JOSHUA (2007)

Le petit Joshua est-il un enfant maléfique aux sombres desseins, ou tout se passe-t-il dans la tête de ses parents névrosés ?

JOSHUA

2007 – USA

Réalisé par George Ratliff

Avec Sam Rockwell, Vera Farmiga, Jacob Kogan, Celia Weston, Dallas Roberts, Michael McKean, Nancy Giles, Linda Larkin

THEMA ENFANTS

A priori, Joshua Cairn n’a rien d’un monstre. Certes, l’exceptionnelle intelligence de ce garçon de neuf ans, sa passion pour l’antiquité égyptienne, ses dons pour la musique et son manque d’intérêt pour le sport le marginalisent quelque peu par rapport à ses petits camarades, mais rien d’anormal n’est à signaler… Jusqu’à la naissance de Lily, sa petite sœur. Dès lors, l’univers bien ordonné de sa famille new-yorkaise aisée commence à se détériorer. Cette inexorable descente aux enfers est-elle due à un spectaculaire « baby blues » poussant la jeune mère à une dépression paranoïaque ? Ce serait l’explication la plus logique. Mais plus les choses dégénèrent, plus le père soupçonne Joshua de mettre son esprit surdoué au service d’une machination machiavélique…

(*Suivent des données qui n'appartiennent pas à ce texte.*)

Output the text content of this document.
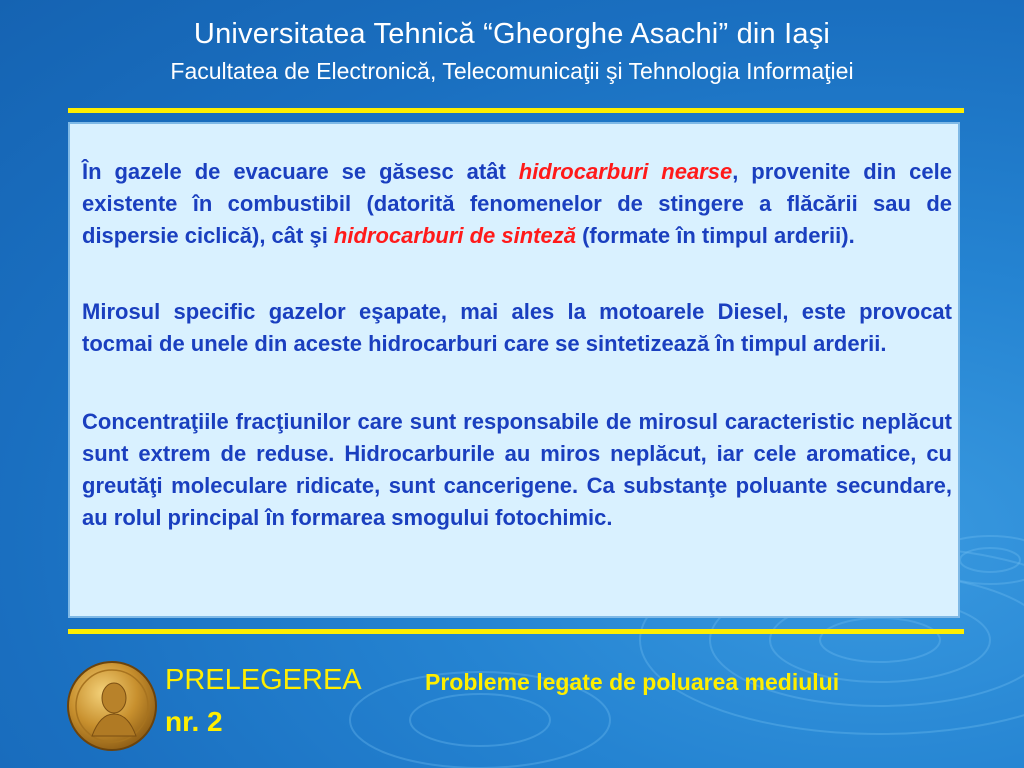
Universitatea Tehnică “Gheorghe Asachi” din Iaşi
Facultatea de Electronică, Telecomunicaţii şi Tehnologia Informaţiei

În gazele de evacuare se găsesc atât hidrocarburi nearse, provenite din cele existente în combustibil (datorită fenomenelor de stingere a flăcării sau de dispersie ciclică), cât şi hidrocarburi de sinteză (formate în timpul arderii).

Mirosul specific gazelor eşapate, mai ales la motoarele Diesel, este provocat tocmai de unele din aceste hidrocarburi care se sintetizează în timpul arderii.

Concentraţiile fracţiunilor care sunt responsabile de mirosul caracteristic neplăcut sunt extrem de reduse. Hidrocarburile au miros neplăcut, iar cele aromatice, cu greutăţi moleculare ridicate, sunt cancerigene. Ca substanţe poluante secundare, au rolul principal în formarea smogului fotochimic.

PRELEGEREA
nr. 2
Probleme legate de poluarea mediului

A la manière d’un Michael Haneke se réappropriant le slasher pour en livrer une vision hyperréaliste débarrassée de ses codes habituels, George Ratliff nous raconte l’enfance diabolique sous un jour étonnamment naturaliste. Empruntant ses effets de style au cinéma américain indépendant plutôt qu’au film d’épouvante, le cinéaste nous brosse le tableau d’une famille crédible, portée par des comédiens sensationnels. Brad, le père, est gestionnaire de fonds dans une compagnie d’investissements à haut risque, un self made man ambitieux et un rien arriviste issu d’un milieu catholique modeste (sa mère est évangéliste et adepte du prosélytisme). L’excellent Sam Rockwell (qui fut un méchant mémorable dans Charlie’s Angels et La Ligne verte) prête son charisme et son bagout à ce personnage pivot sur le point de basculer.

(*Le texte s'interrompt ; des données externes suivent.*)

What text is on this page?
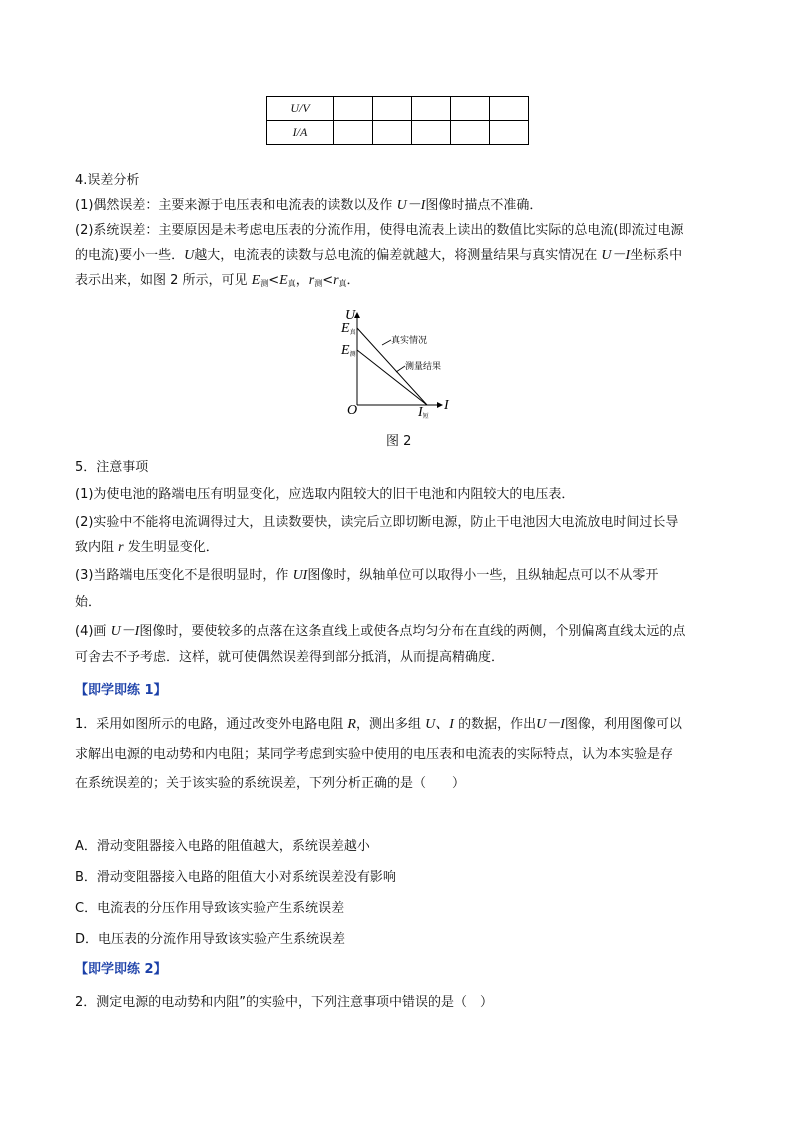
U/V					
I/A					
4.误差分析
(1)偶然误差：主要来源于电压表和电流表的读数以及作 U－I图像时描点不准确．
(2)系统误差：主要原因是未考虑电压表的分流作用，使得电流表上读出的数值比实际的总电流(即流过电源
的电流)要小一些．U越大，电流表的读数与总电流的偏差就越大，将测量结果与真实情况在 U－I坐标系中
表示出来，如图 2 所示，可见 $E_测<E_真$，$r_测<r_真$．
U
I
O
E真
E测
I短
真实情况
测量结果
图 2
5．注意事项
(1)为使电池的路端电压有明显变化，应选取内阻较大的旧干电池和内阻较大的电压表．
(2)实验中不能将电流调得过大，且读数要快，读完后立即切断电源，防止干电池因大电流放电时间过长导
致内阻 r 发生明显变化．
(3)当路端电压变化不是很明显时，作 UI图像时，纵轴单位可以取得小一些，且纵轴起点可以不从零开
始．
(4)画 U－I图像时，要使较多的点落在这条直线上或使各点均匀分布在直线的两侧，个别偏离直线太远的点
可舍去不予考虑．这样，就可使偶然误差得到部分抵消，从而提高精确度．
【即学即练 1】
1．采用如图所示的电路，通过改变外电路电阻 R，测出多组 U、I 的数据，作出U－I图像，利用图像可以
求解出电源的电动势和内电阻；某同学考虑到实验中使用的电压表和电流表的实际特点，认为本实验是存
在系统误差的；关于该实验的系统误差，下列分析正确的是（　　）
A．滑动变阻器接入电路的阻值越大，系统误差越小
B．滑动变阻器接入电路的阻值大小对系统误差没有影响
C．电流表的分压作用导致该实验产生系统误差
D．电压表的分流作用导致该实验产生系统误差
【即学即练 2】
2．测定电源的电动势和内阻”的实验中，下列注意事项中错误的是（　）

Un petit air du Damien de La Malédiction

Abby, la mère, a coupé les ponts avec ses parents et frôle dangereusement la crise de nerfs lorsque les cris de son bébé deviennent trop insistants. Bouleversante, à fleur de peau, Vera Farmiga (Un Crime dans la tête, Les Infiltrés) nous livre là une prestation proprement habitée. Quant à Joshua, dont la froideur, les cheveux bien peignés et le costume impeccable évoquent irrésistiblement le Damien de la trilogie La Malédiction, il prend les traits du quasi-débutant Jacob Kogan, dissimulant soigneusement ses émotions sous un masque glacial. Toute la subtilité du film consiste à bâtir un environnement réaliste et identifiant (les scènes de crise postnatales sentent le vécu !) pour mieux le bousculer au fil de l’intrigue. La terreur que ressentent les adultes est insidieuse, palpable, d’autant que nous ne savons jamais vraiment si l’inquiétude est justifiée ou le fruit d’une imagination trop fertile. Le chien de la maison est-il mort par hasard ? Les cris incessants du bébé sont-ils provoqués par une cause extérieure ? La panique croissante d’Abby est-elle sciemment déclenchée ? La jalousie supposée de Joshua va-t-elle aboutir au drame tant redouté ? Toutes ces interrogations trouvent leur réponse dans un dénouement saisissant, sans tambours ni trompettes mais avec quelques notes de piano, une chansonnette « innocente » et une subtilité qui nimbe le film tout entier. Joshua est un film d’horreur élégant, en quelque sorte, échappant si bien aux étiquettes qu’il fut primé non pas à Gerardmer mais au Festival du Film Indépendant de Sundance.